The pork chop sandwich is, at first glance, underwhelming-looking. It is a beige cutlet with the bone still in, held between two similarly-colored pieces of soft white bread. The experienced know to dress their own sandwiches with the various packets of mayonnaise, ketchup, and hot sauce on the stall’s counter, but Martin was in a hurry and hadn’t noticed any of those. 

“I was mad,” he says. “But then I bit into it.”

He’s been eating them every year since.

“I know when I see her sign go up I’m like, ‘That’s my breaded pork chop!’”

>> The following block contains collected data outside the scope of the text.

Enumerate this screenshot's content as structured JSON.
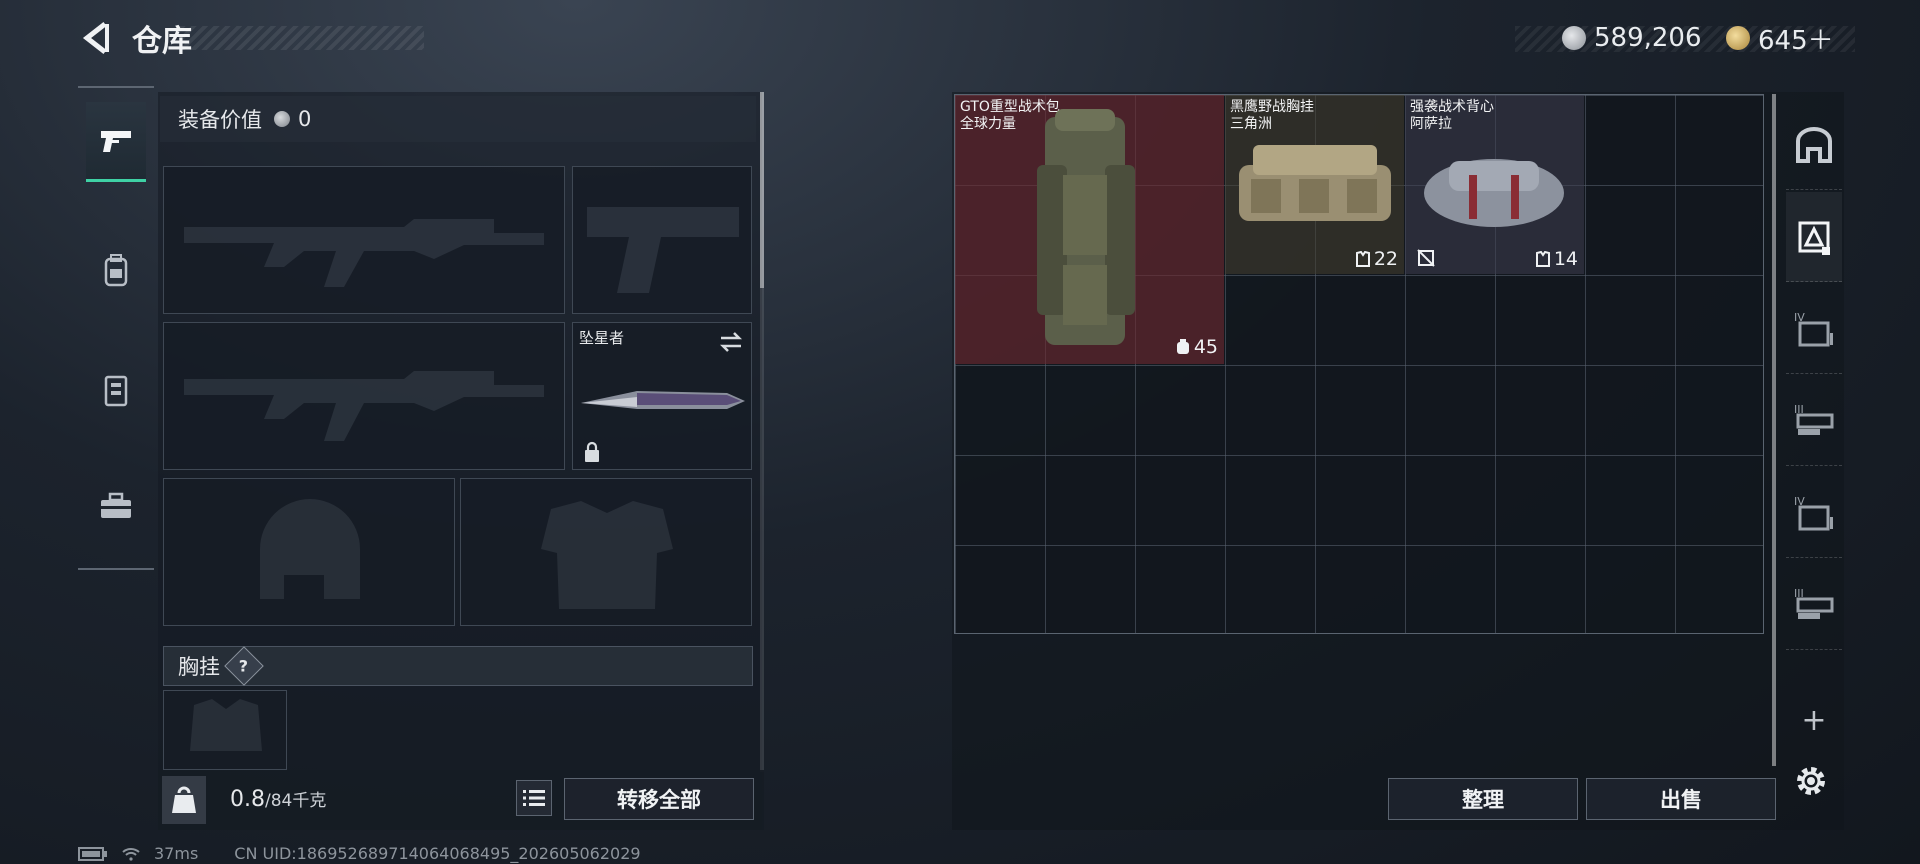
{
  "header": {
    "title": "仓库",
    "currency_silver": "589,206",
    "currency_gold": "645＋"
  },
  "nav": {
    "items": [
      "weapons-tab",
      "backpack-tab",
      "vest-tab",
      "toolbox-tab"
    ],
    "active": "weapons-tab"
  },
  "equipment": {
    "value_label": "装备价值",
    "value": "0",
    "melee_name": "坠星者",
    "section_title": "胸挂",
    "section_help": "?"
  },
  "footer": {
    "weight_icon_text": "KG",
    "weight_current": "0.8",
    "weight_max": "/84千克",
    "transfer_all": "转移全部",
    "organize": "整理",
    "sell": "出售"
  },
  "storage": {
    "items": [
      {
        "name": "GTO重型战术包",
        "source": "全球力量",
        "badge": "45",
        "bg": "#5a2a30"
      },
      {
        "name": "黑鹰野战胸挂",
        "source": "三角洲",
        "badge": "22",
        "bg": "#3e3a2e"
      },
      {
        "name": "强袭战术背心",
        "source": "阿萨拉",
        "badge": "14",
        "bg": "#3a3a4a"
      }
    ]
  },
  "right_tabs": [
    "home-icon",
    "storage-a-icon",
    "storage-iv-icon",
    "storage-iii-icon",
    "storage-iv-icon-2",
    "storage-iii-icon-2"
  ],
  "right_tab_numerals": [
    "IV",
    "III",
    "IV",
    "III"
  ],
  "status": {
    "ping": "37ms",
    "uid": "CN UID:1869526897140640684​95_202605062029"
  },
  "colors": {
    "accent": "#3fd1a5",
    "item_red": "#5a2a30"
  }
}
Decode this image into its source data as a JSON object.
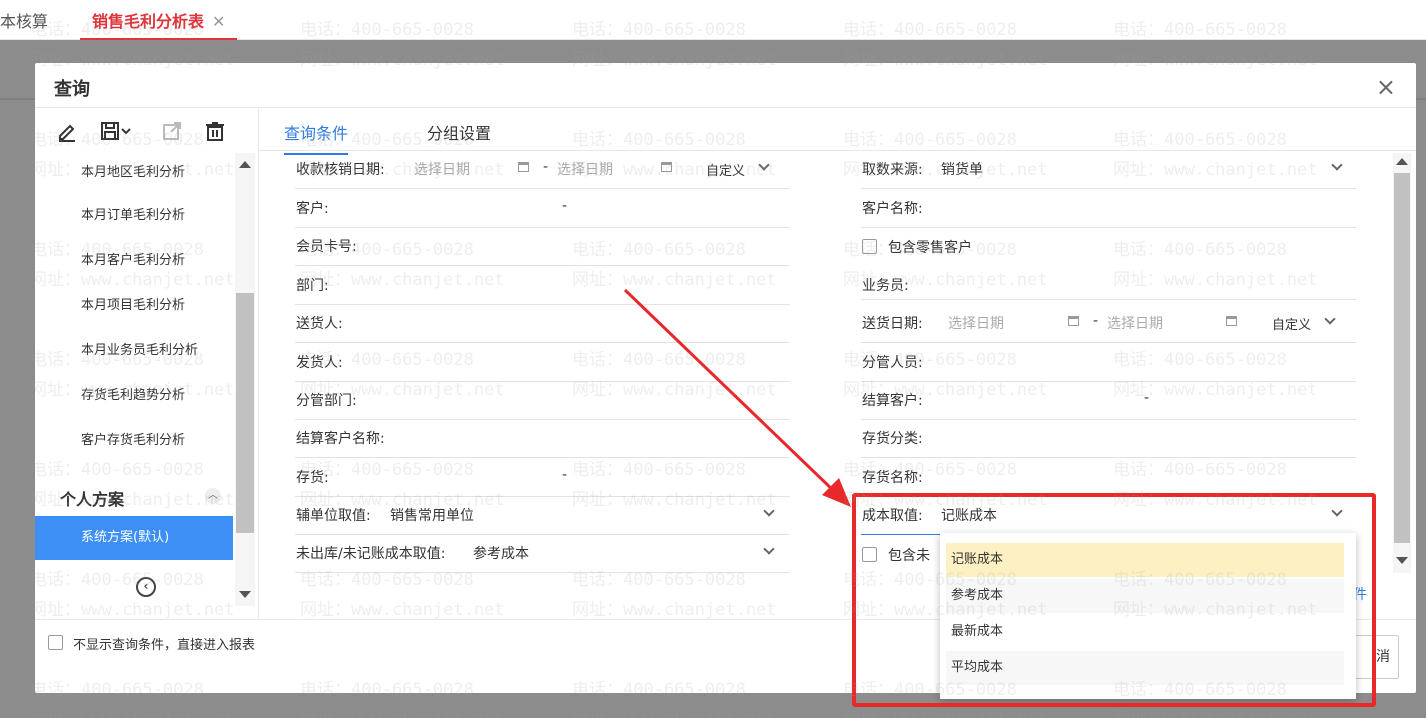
{
  "app_tabs": [
    {
      "label": "本核算"
    },
    {
      "label": "销售毛利分析表"
    }
  ],
  "dialog": {
    "title": "查询",
    "close_icon": "×"
  },
  "left_pane": {
    "schemes": [
      {
        "label": "本月地区毛利分析"
      },
      {
        "label": "本月订单毛利分析"
      },
      {
        "label": "本月客户毛利分析"
      },
      {
        "label": "本月项目毛利分析"
      },
      {
        "label": "本月业务员毛利分析"
      },
      {
        "label": "存货毛利趋势分析"
      },
      {
        "label": "客户存货毛利分析"
      }
    ],
    "section_title": "个人方案",
    "default_scheme": "系统方案(默认)"
  },
  "tabs": [
    {
      "label": "查询条件"
    },
    {
      "label": "分组设置"
    }
  ],
  "left_form": {
    "receipt_date_label": "收款核销日期:",
    "date_placeholder": "选择日期",
    "date_dash": "-",
    "custom_label": "自定义",
    "customer_label": "客户:",
    "customer_dash": "-",
    "member_card_label": "会员卡号:",
    "department_label": "部门:",
    "deliverer_label": "送货人:",
    "shipper_label": "发货人:",
    "managing_dept_label": "分管部门:",
    "settle_customer_name_label": "结算客户名称:",
    "inventory_label": "存货:",
    "inventory_dash": "-",
    "aux_unit_label": "辅单位取值:",
    "aux_unit_value": "销售常用单位",
    "unposted_cost_label": "未出库/未记账成本取值:",
    "unposted_cost_value": "参考成本"
  },
  "right_form": {
    "source_label": "取数来源:",
    "source_value": "销货单",
    "customer_name_label": "客户名称:",
    "include_retail_label": "包含零售客户",
    "salesperson_label": "业务员:",
    "delivery_date_label": "送货日期:",
    "date_placeholder": "选择日期",
    "date_dash": "-",
    "custom_label": "自定义",
    "manager_label": "分管人员:",
    "settle_customer_label": "结算客户:",
    "settle_customer_dash": "-",
    "inventory_class_label": "存货分类:",
    "inventory_name_label": "存货名称:",
    "cost_label": "成本取值:",
    "cost_value": "记账成本",
    "include_partial_label": "包含未"
  },
  "cost_dropdown": {
    "options": [
      {
        "label": "记账成本"
      },
      {
        "label": "参考成本"
      },
      {
        "label": "最新成本"
      },
      {
        "label": "平均成本"
      }
    ]
  },
  "footer": {
    "skip_label": "不显示查询条件，直接进入报表",
    "partial_link": "件",
    "partial_button": "消"
  },
  "watermark": {
    "phone": "电话：400-665-0028",
    "site": "网址：www.chanjet.net"
  },
  "colors": {
    "accent": "#2f7de1",
    "selected_scheme_bg": "#3d8ff5",
    "annotation_red": "#e8282b",
    "tab_red": "#e0333a",
    "dropdown_highlight": "#fdf1c4"
  }
}
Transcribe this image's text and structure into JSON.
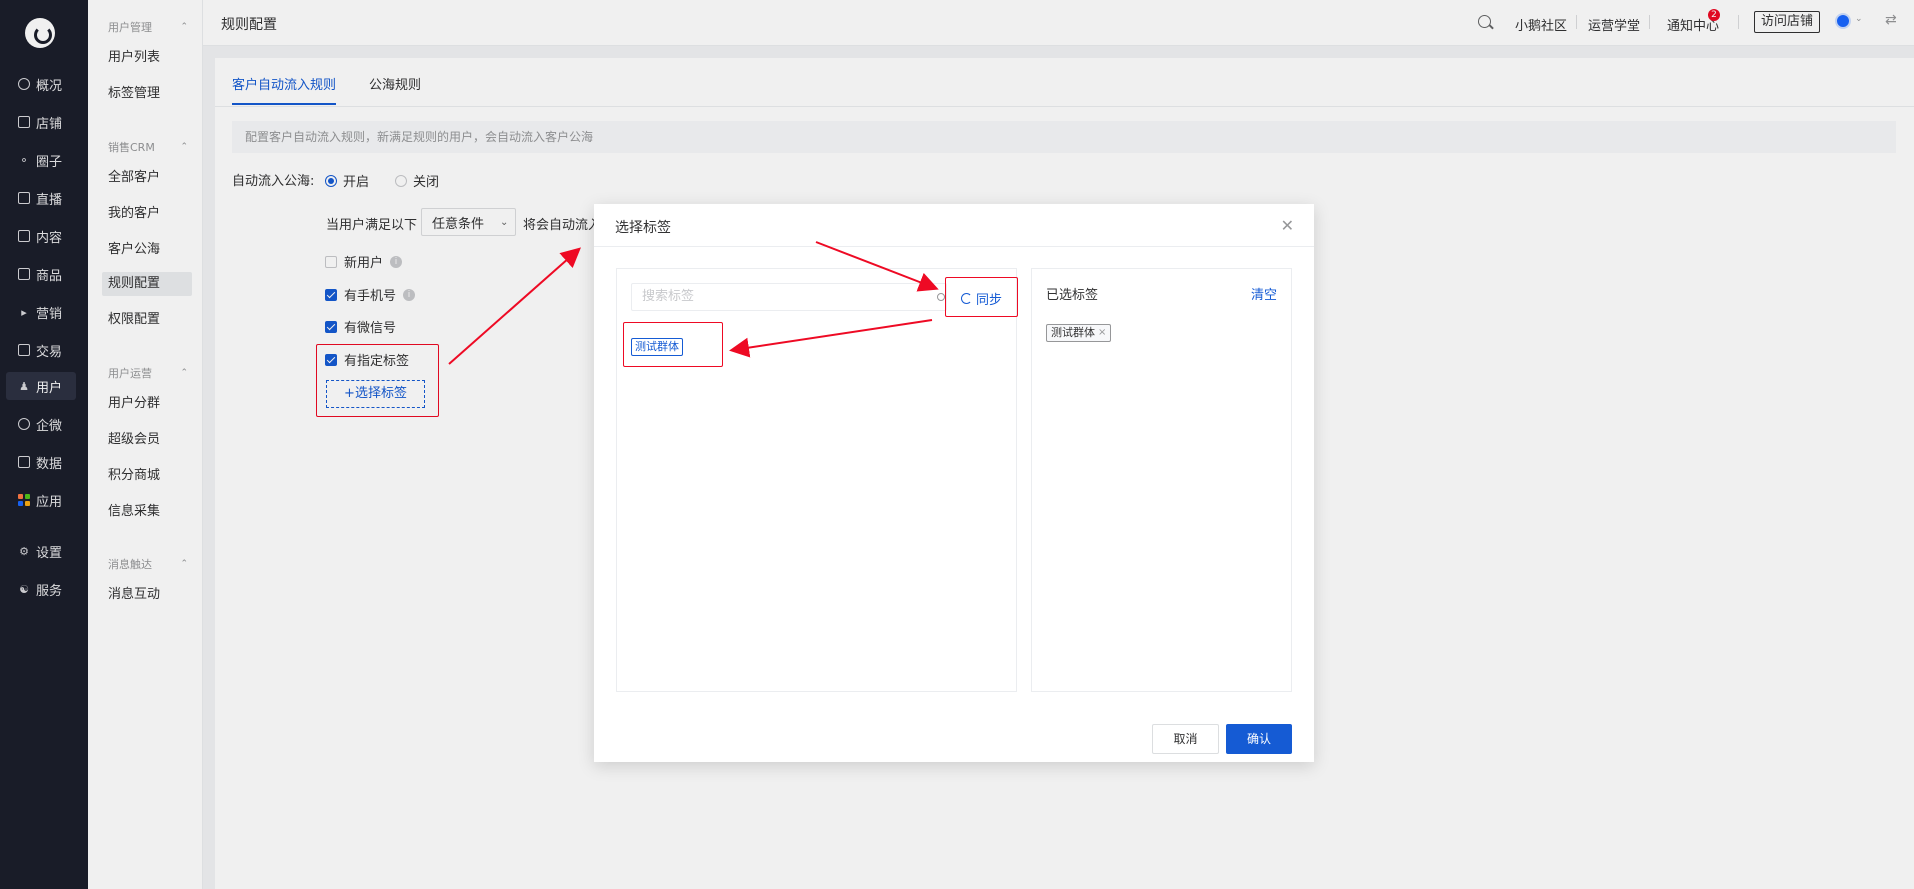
{
  "nav": {
    "items": [
      {
        "label": "概况",
        "icon": "pie-chart-icon"
      },
      {
        "label": "店铺",
        "icon": "store-icon"
      },
      {
        "label": "圈子",
        "icon": "community-icon"
      },
      {
        "label": "直播",
        "icon": "live-icon"
      },
      {
        "label": "内容",
        "icon": "document-icon"
      },
      {
        "label": "商品",
        "icon": "goods-icon"
      },
      {
        "label": "营销",
        "icon": "megaphone-icon"
      },
      {
        "label": "交易",
        "icon": "trade-icon"
      },
      {
        "label": "用户",
        "icon": "user-icon"
      },
      {
        "label": "企微",
        "icon": "wechat-work-icon"
      },
      {
        "label": "数据",
        "icon": "data-icon"
      },
      {
        "label": "应用",
        "icon": "apps-grid-icon"
      },
      {
        "label": "设置",
        "icon": "gear-icon"
      },
      {
        "label": "服务",
        "icon": "service-icon"
      }
    ]
  },
  "subnav": {
    "groups": [
      {
        "title": "用户管理",
        "items": [
          "用户列表",
          "标签管理"
        ]
      },
      {
        "title": "销售CRM",
        "items": [
          "全部客户",
          "我的客户",
          "客户公海",
          "规则配置",
          "权限配置"
        ]
      },
      {
        "title": "用户运营",
        "items": [
          "用户分群",
          "超级会员",
          "积分商城",
          "信息采集"
        ]
      },
      {
        "title": "消息触达",
        "items": [
          "消息互动"
        ]
      }
    ]
  },
  "header": {
    "title": "规则配置",
    "links": [
      "小鹅社区",
      "运营学堂",
      "通知中心"
    ],
    "notification_count": "2",
    "visit_store": "访问店铺"
  },
  "main": {
    "tabs": [
      "客户自动流入规则",
      "公海规则"
    ],
    "notice": "配置客户自动流入规则，新满足规则的用户，会自动流入客户公海",
    "auto_flow_label": "自动流入公海:",
    "radio_on": "开启",
    "radio_off": "关闭",
    "condition_prefix": "当用户满足以下",
    "condition_select": "任意条件",
    "condition_suffix": "将会自动流入",
    "checks": [
      {
        "label": "新用户",
        "checked": false
      },
      {
        "label": "有手机号",
        "checked": true
      },
      {
        "label": "有微信号",
        "checked": true
      },
      {
        "label": "有指定标签",
        "checked": true
      }
    ],
    "add_tag_button": "+选择标签"
  },
  "modal": {
    "title": "选择标签",
    "search_placeholder": "搜索标签",
    "sync_label": "同步",
    "tags": [
      "测试群体"
    ],
    "selected_title": "已选标签",
    "clear_label": "清空",
    "selected_tags": [
      "测试群体"
    ],
    "cancel_label": "取消",
    "confirm_label": "确认"
  },
  "colors": {
    "primary": "#155bd4",
    "nav_bg": "#1b1e2b",
    "annotation_red": "#ee0a24"
  }
}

Ms. Linda’s food is particularly popular at the Gospel Tent all the way on the other side of the fairground’s track. It’s not unusual to see people praising the Lord and waving their hands in the air between bites of Ya-Ka-Mein, mac and cheese, or bread pudding. Eighty-three-year-old Jeanne-Marie Ross (“that’s a French name, honey,”) slowly made her way all the way from the gospel tent across the festival grounds leaning on her walker to Ms. Linda’s booth and back—a round trip of about 25 minutes—in 87-degree heat just so could have a pork chop sandwich to eat when she wasn’t gingerly beating her tambourine in praise. 

“This is my third sandwich of the festival,” she announced with satisfaction.

“I’m just so excited that the festival is back,” says Green. “I can’t wait to do more festivals because it’s my livelihood and because I love festing and I love meeting people and I love cooking for them.”